The Inactive Ingredients Trap
Some formulations include UV-filtering chemicals in the inactive ingredients section, where they serve as stabilizers rather than primary UV filters. Oxybenzone occasionally appears this way. The active ingredients section determines the sunscreen’s classification, but the inactive list can contain compounds with their own environmental profiles.
Preservatives like methylisothiazolinone and fragrance compounds also warrant attention in the inactive section, particularly for users with sensitive skin or those concerned about aquatic toxicity.
A Quick Decision Framework
Reading the label takes about 15 seconds once you know what to look for.
Step 1: Flip the bottle. Find “Active Ingredients” on the Drug Facts panel.

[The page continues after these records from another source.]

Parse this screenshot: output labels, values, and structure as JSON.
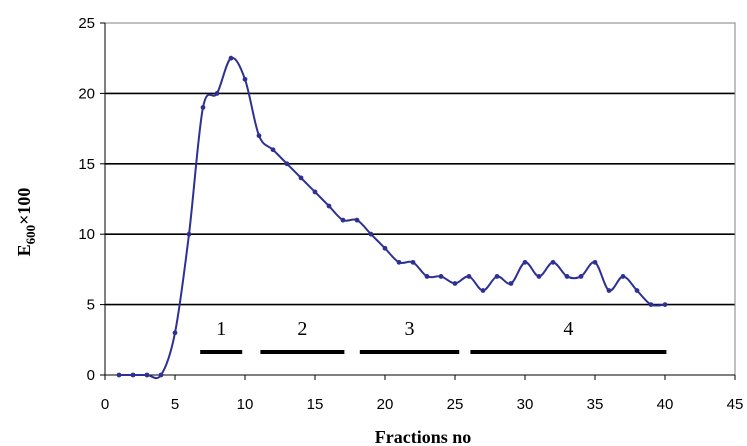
{
  "chart_data": {
    "type": "line",
    "xlabel": "Fractions no",
    "ylabel": {
      "base": "E",
      "subscript": "600",
      "suffix": "×100"
    },
    "xlim": [
      0,
      45
    ],
    "ylim": [
      0,
      25
    ],
    "x_ticks": [
      0,
      5,
      10,
      15,
      20,
      25,
      30,
      35,
      40,
      45
    ],
    "y_ticks": [
      0,
      5,
      10,
      15,
      20,
      25
    ],
    "grid": "horizontal",
    "series_color": "#2e3192",
    "series": [
      {
        "x": [
          1,
          2,
          3,
          4,
          5,
          6,
          7,
          8,
          9,
          10,
          11,
          12,
          13,
          14,
          15,
          16,
          17,
          18,
          19,
          20,
          21,
          22,
          23,
          24,
          25,
          26,
          27,
          28,
          29,
          30,
          31,
          32,
          33,
          34,
          35,
          36,
          37,
          38,
          39,
          40
        ],
        "y": [
          0,
          0,
          0,
          0,
          3,
          10,
          19,
          20,
          22.5,
          21,
          17,
          16,
          15,
          14,
          13,
          12,
          11,
          11,
          10,
          9,
          8,
          8,
          7,
          7,
          6.5,
          7,
          6,
          7,
          6.5,
          8,
          7,
          8,
          7,
          7,
          8,
          6,
          7,
          6,
          5,
          5
        ]
      }
    ],
    "fractions": [
      {
        "label": "1",
        "from": 6.8,
        "to": 9.8
      },
      {
        "label": "2",
        "from": 11.1,
        "to": 17.1
      },
      {
        "label": "3",
        "from": 18.2,
        "to": 25.3
      },
      {
        "label": "4",
        "from": 26.1,
        "to": 40.1
      }
    ]
  }
}
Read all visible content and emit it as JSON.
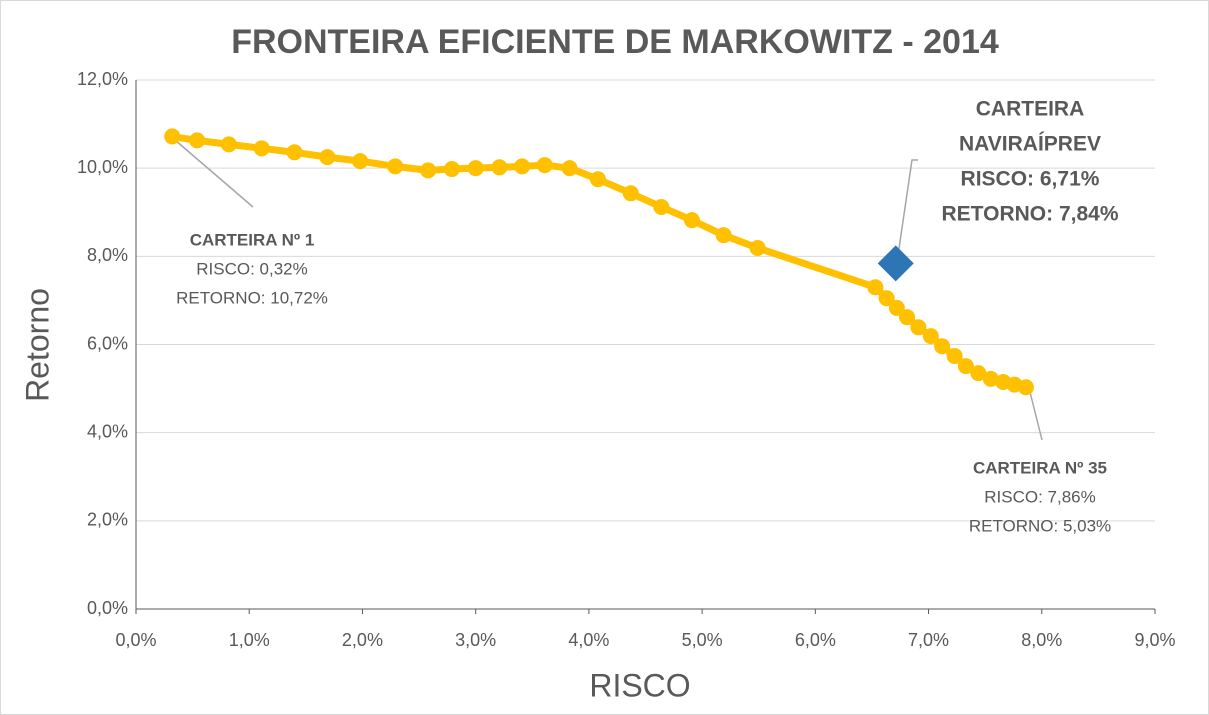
{
  "chart_data": {
    "type": "scatter",
    "title": "FRONTEIRA EFICIENTE DE MARKOWITZ - 2014",
    "xlabel": "RISCO",
    "ylabel": "Retorno",
    "x": [
      0.32,
      0.54,
      0.82,
      1.11,
      1.4,
      1.69,
      1.98,
      2.29,
      2.58,
      2.79,
      3.0,
      3.21,
      3.41,
      3.61,
      3.83,
      4.08,
      4.37,
      4.64,
      4.91,
      5.19,
      5.49,
      6.53,
      6.63,
      6.72,
      6.81,
      6.91,
      7.02,
      7.12,
      7.23,
      7.33,
      7.44,
      7.55,
      7.66,
      7.76,
      7.86
    ],
    "values": [
      10.72,
      10.63,
      10.54,
      10.45,
      10.36,
      10.25,
      10.16,
      10.04,
      9.95,
      9.98,
      10.0,
      10.02,
      10.04,
      10.07,
      10.0,
      9.75,
      9.43,
      9.12,
      8.82,
      8.48,
      8.19,
      7.3,
      7.05,
      6.83,
      6.62,
      6.39,
      6.19,
      5.96,
      5.74,
      5.51,
      5.35,
      5.22,
      5.15,
      5.09,
      5.03
    ],
    "color": "#ffc000",
    "point": {
      "x": 6.71,
      "y": 7.84,
      "color": "#2e75b6"
    },
    "xlim": [
      0,
      9
    ],
    "ylim": [
      0,
      12
    ],
    "xticks": [
      {
        "value": 0,
        "label": "0,0%"
      },
      {
        "value": 1,
        "label": "1,0%"
      },
      {
        "value": 2,
        "label": "2,0%"
      },
      {
        "value": 3,
        "label": "3,0%"
      },
      {
        "value": 4,
        "label": "4,0%"
      },
      {
        "value": 5,
        "label": "5,0%"
      },
      {
        "value": 6,
        "label": "6,0%"
      },
      {
        "value": 7,
        "label": "7,0%"
      },
      {
        "value": 8,
        "label": "8,0%"
      },
      {
        "value": 9,
        "label": "9,0%"
      }
    ],
    "yticks": [
      {
        "value": 0,
        "label": "0,0%"
      },
      {
        "value": 2,
        "label": "2,0%"
      },
      {
        "value": 4,
        "label": "4,0%"
      },
      {
        "value": 6,
        "label": "6,0%"
      },
      {
        "value": 8,
        "label": "8,0%"
      },
      {
        "value": 10,
        "label": "10,0%"
      },
      {
        "value": 12,
        "label": "12,0%"
      }
    ],
    "grid": true,
    "annotations": [
      {
        "lines": [
          "CARTEIRA Nº 1",
          "RISCO: 0,32%",
          "RETORNO: 10,72%"
        ]
      },
      {
        "lines": [
          "CARTEIRA",
          "NAVIRAÍPREV",
          "RISCO: 6,71%",
          "RETORNO: 7,84%"
        ]
      },
      {
        "lines": [
          "CARTEIRA Nº 35",
          "RISCO: 7,86%",
          "RETORNO: 5,03%"
        ]
      }
    ]
  }
}
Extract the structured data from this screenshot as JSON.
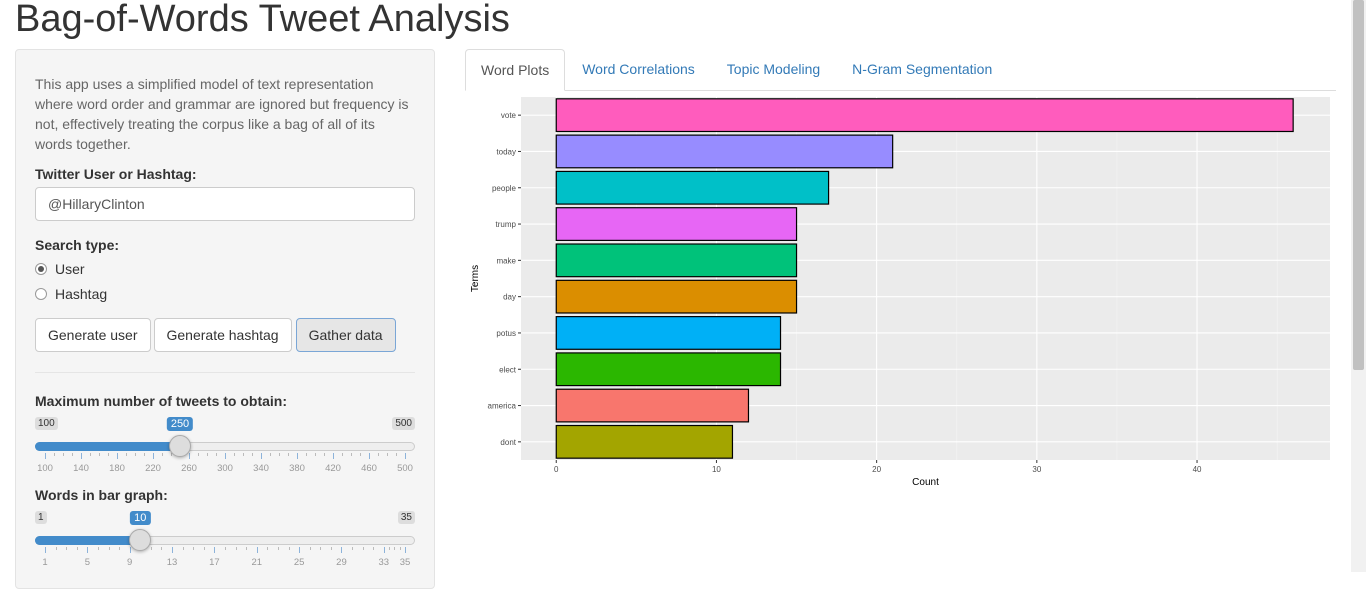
{
  "title": "Bag-of-Words Tweet Analysis",
  "sidebar": {
    "description": "This app uses a simplified model of text representation where word order and grammar are ignored but frequency is not, effectively treating the corpus like a bag of all of its words together.",
    "user_label": "Twitter User or Hashtag:",
    "user_value": "@HillaryClinton",
    "search_type_label": "Search type:",
    "search_options": [
      {
        "label": "User",
        "selected": true
      },
      {
        "label": "Hashtag",
        "selected": false
      }
    ],
    "buttons": {
      "gen_user": "Generate user",
      "gen_hashtag": "Generate hashtag",
      "gather": "Gather data"
    },
    "max_tweets": {
      "label": "Maximum number of tweets to obtain:",
      "min": "100",
      "max": "500",
      "value": "250",
      "min_num": 100,
      "max_num": 500,
      "value_num": 250,
      "ticks": [
        "100",
        "140",
        "180",
        "220",
        "260",
        "300",
        "340",
        "380",
        "420",
        "460",
        "500"
      ]
    },
    "words": {
      "label": "Words in bar graph:",
      "min": "1",
      "max": "35",
      "value": "10",
      "min_num": 1,
      "max_num": 35,
      "value_num": 10,
      "ticks": [
        "1",
        "5",
        "9",
        "13",
        "17",
        "21",
        "25",
        "29",
        "33",
        "35"
      ]
    }
  },
  "tabs": [
    "Word Plots",
    "Word Correlations",
    "Topic Modeling",
    "N-Gram Segmentation"
  ],
  "chart_data": {
    "type": "bar",
    "orientation": "horizontal",
    "categories": [
      "vote",
      "today",
      "people",
      "trump",
      "make",
      "day",
      "potus",
      "elect",
      "america",
      "dont"
    ],
    "values": [
      46,
      21,
      17,
      15,
      15,
      15,
      14,
      14,
      12,
      11
    ],
    "colors": [
      "#FF5CBD",
      "#978CFF",
      "#00C0C8",
      "#E766F5",
      "#00C27A",
      "#DB8E00",
      "#00B0F6",
      "#2BB700",
      "#F8766D",
      "#A3A500"
    ],
    "xlabel": "Count",
    "ylabel": "Terms",
    "xticks": [
      "0",
      "10",
      "20",
      "30",
      "40"
    ],
    "xlim": [
      -2.2,
      48.3
    ],
    "grid": true
  }
}
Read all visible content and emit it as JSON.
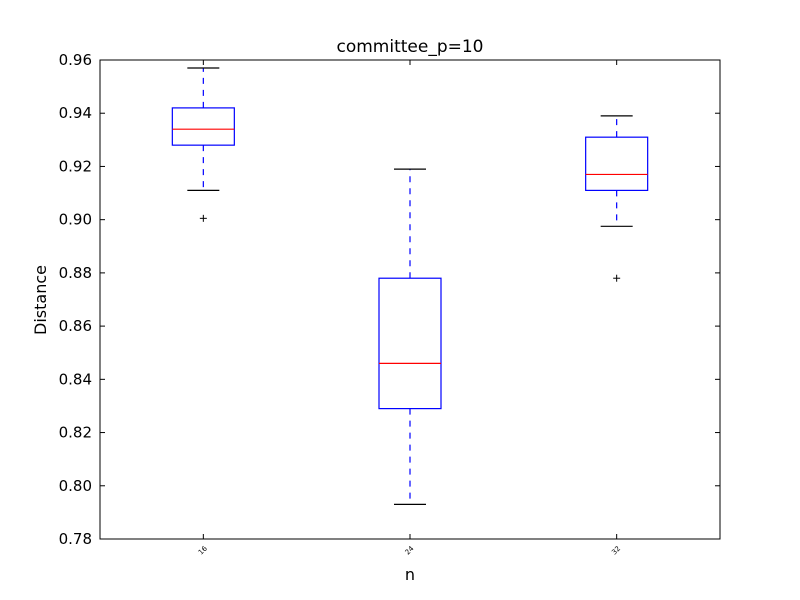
{
  "chart_data": {
    "type": "box",
    "title": "committee_p=10",
    "xlabel": "n",
    "ylabel": "Distance",
    "ylim": [
      0.78,
      0.96
    ],
    "yticks": [
      "0.78",
      "0.80",
      "0.82",
      "0.84",
      "0.86",
      "0.88",
      "0.90",
      "0.92",
      "0.94",
      "0.96"
    ],
    "yticks_values": [
      0.78,
      0.8,
      0.82,
      0.84,
      0.86,
      0.88,
      0.9,
      0.92,
      0.94,
      0.96
    ],
    "categories": [
      "16",
      "24",
      "32"
    ],
    "boxes": [
      {
        "category": "16",
        "whisker_low": 0.911,
        "q1": 0.928,
        "median": 0.934,
        "q3": 0.942,
        "whisker_high": 0.957,
        "outliers": [
          0.9005
        ]
      },
      {
        "category": "24",
        "whisker_low": 0.793,
        "q1": 0.829,
        "median": 0.846,
        "q3": 0.878,
        "whisker_high": 0.919,
        "outliers": []
      },
      {
        "category": "32",
        "whisker_low": 0.8975,
        "q1": 0.911,
        "median": 0.917,
        "q3": 0.931,
        "whisker_high": 0.939,
        "outliers": [
          0.878
        ]
      }
    ],
    "colors": {
      "box": "#0000ff",
      "median": "#ff0000",
      "caps": "#000000",
      "outlier": "#000000"
    },
    "grid": false
  }
}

Step 2: Count the active ingredients. If you see only zinc oxide and/or titanium dioxide, the product is mineral-only.
Step 3: If you see any chemical filter names from the table above, the product uses chemical UV filters, regardless of front-label claims about being “reef-safe” or “mineral-based.” Some products blend mineral and chemical filters.
Step 4: For reef safety specifically, check for “non-nano” zinc oxide. If the label does not specify particle size, the manufacturer is not making that claim.
The EWG’s annual sunscreen guide rates individual products on both health and environmental criteria and is updated each year. For third-party reef-safety verification, look for the Protect Land + Sea certification seal from Haereticus Environmental Lab.
The ingredient list is the one part of the label a manufacturer cannot spin. Read it first.